其処まで考えるのは、流石に邪推しすぎかと思い直し、曹操は盃を傾ける。
「儂もそろそろ良い歳だな。そろそろ、引退する事も考えなばならない歳だな」
今年で五十歳になる曹操は、良い機会と思い自分の事を儂と呼ぶ事にした。
「まぁ、御冗談を」
曹操の一言を聞いて、丁薔は面白い事言うとばかりに笑みを浮かべた。
「冗談ではない。儂も良い歳だからな。後の事は全て子脩に任せて、儂は故郷に帰り隠居生活をしても良いと思うぞ」
「そういう事は子供を作る気力がなくなってから申して下さい。去年で側室や妾達の間に、何人子が出来ました?」
「・・・・・・三、いや四人だ」
「五人です。それと、秦夫人が今年辺り子が産まれるそうです」
「ほぅ、そうか。
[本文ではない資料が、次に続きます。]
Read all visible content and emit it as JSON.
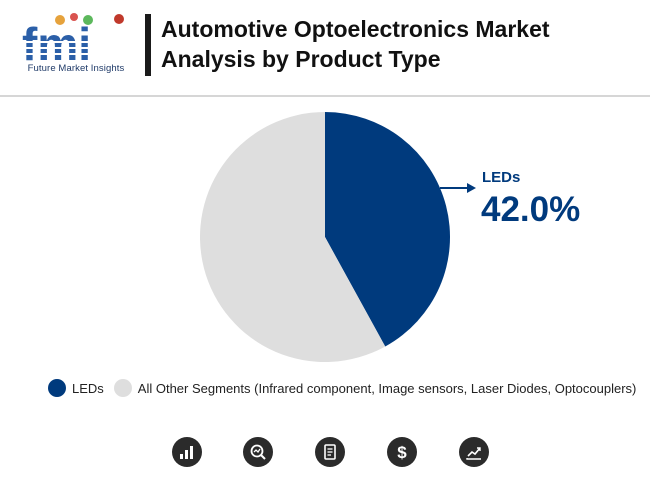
{
  "header": {
    "logo_text": "fmi",
    "logo_subtitle": "Future Market Insights",
    "title_line1": "Automotive Optoelectronics Market",
    "title_line2": "Analysis by Product Type"
  },
  "chart_data": {
    "type": "pie",
    "title": "Automotive Optoelectronics Market Analysis by Product Type",
    "slices": [
      {
        "label": "LEDs",
        "value": 42.0,
        "color": "#003a7d"
      },
      {
        "label": "All Other Segments (Infrared component, Image sensors, Laser Diodes, Optocouplers)",
        "value": 58.0,
        "color": "#dedede"
      }
    ],
    "annotation": {
      "label": "LEDs",
      "value_text": "42.0%"
    },
    "legend_position": "bottom"
  },
  "legend": {
    "items": [
      {
        "label": "LEDs",
        "color": "#003a7d"
      },
      {
        "label": "All Other Segments (Infrared component, Image sensors, Laser Diodes, Optocouplers)",
        "color": "#dedede"
      }
    ]
  },
  "footer": {
    "icons": [
      "bar-chart-icon",
      "magnifier-chart-icon",
      "report-icon",
      "dollar-icon",
      "trend-chart-icon"
    ]
  },
  "colors": {
    "accent": "#003a7d",
    "other": "#dedede",
    "title": "#111111",
    "logo_blue": "#2b5fa8"
  }
}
それは良い事だ」
曹操は喜ぶが丁薔は目を細めた。
「子を作る元気があるのに隠居など、まだまだ早いですよ」
「そうか?」
「ええ、子を作る元気が無くなった時に隠居すればよいですよ。その時は、わたしも一緒に故郷に帰りますね」
「お前も帰るのか。そうか・・・・・・」
丁薔と一緒に居れば、女子を口説く事は出来ぬなと思う曹操。
そんな、曹操の腹など読んでいるとばかりに、丁薔はジッと見て来た。
「何か、問題でも?」
「い、いや、無い。無いぞ! お前が一緒に居れば、何処であろうと楽しいであろうな。ははは」
曹操が笑って誤魔化した。
丁薔は溜め息を吐いた後、酌を続けた。
同じ頃。
兗州陳留郡陳留県。
城内にある一室で曹昂は報告書を読んでいた。
「ふむ。軍用鳩の訓練も順調か」
報告書には鳩の生還してくる数が増えて来たと書かれていた。
それと同時に、軍用犬についての報告も書かれていた。
其処に書かれているのは、犬の絵姿であった。
犬の首には刃付きの首輪が付けられていた。
「襲われても、この刃付きの首輪で抵抗させるか。役に立つのか?」
対して、役に立たないのではと思えた。
「・・・・・・いっその事、目立たせるか。もし、肉を食べる為に殺せば呪われるとか、犬が黄泉に行くのを妨害するという噂を流せば、襲われる可能性は無くなるかも知れないな」
この時代は信心深い者達が多いので、いけるのではと思う曹昂。
「お前はどう思う?」
曹昂は部屋の隅に伏せている者に声を掛けた。
その者は 幅の広いがっしりとした頭部に骨太の身体を持ってた。
深みがある黒毛で、毛量も多く長かった。首周りの毛がまるで獅子の様な鬣の様に生やしていた。
よく見ると、曹昂が声を掛けたのは犬であった。
一頭ぐらい飼っても良いかと思い、曹昂はこの西藏獒犬(チベタン・マスティフの異名)を法正から貰い受けた。
名前はまだ思いつかないので、付けていなかった。
だが、この西藏獒犬は頭が良いようで、曹昂が声を掛けると反応しくれた。
その上、忠誠心が厚いのか、曹昂が何処かに行こうとすると、その後にピタリと付いて来るのであった。
「・・・・・・」
「ふむ。わたしの好きにしても良いという事か?」
曹昂が訊ねると、西藏獒犬は頷くのであった。
「そうか。では、劉巴達と相談してから決めるか」
曹昂は報告書を卓の上に置くと、西藏獒犬を手招きした。
西藏獒犬は立ち上がると近付いた。
「良し良し。良い子だ」
曹昂が西藏獒犬の頭を撫でると、嬉しそうに尻尾を振るのであった。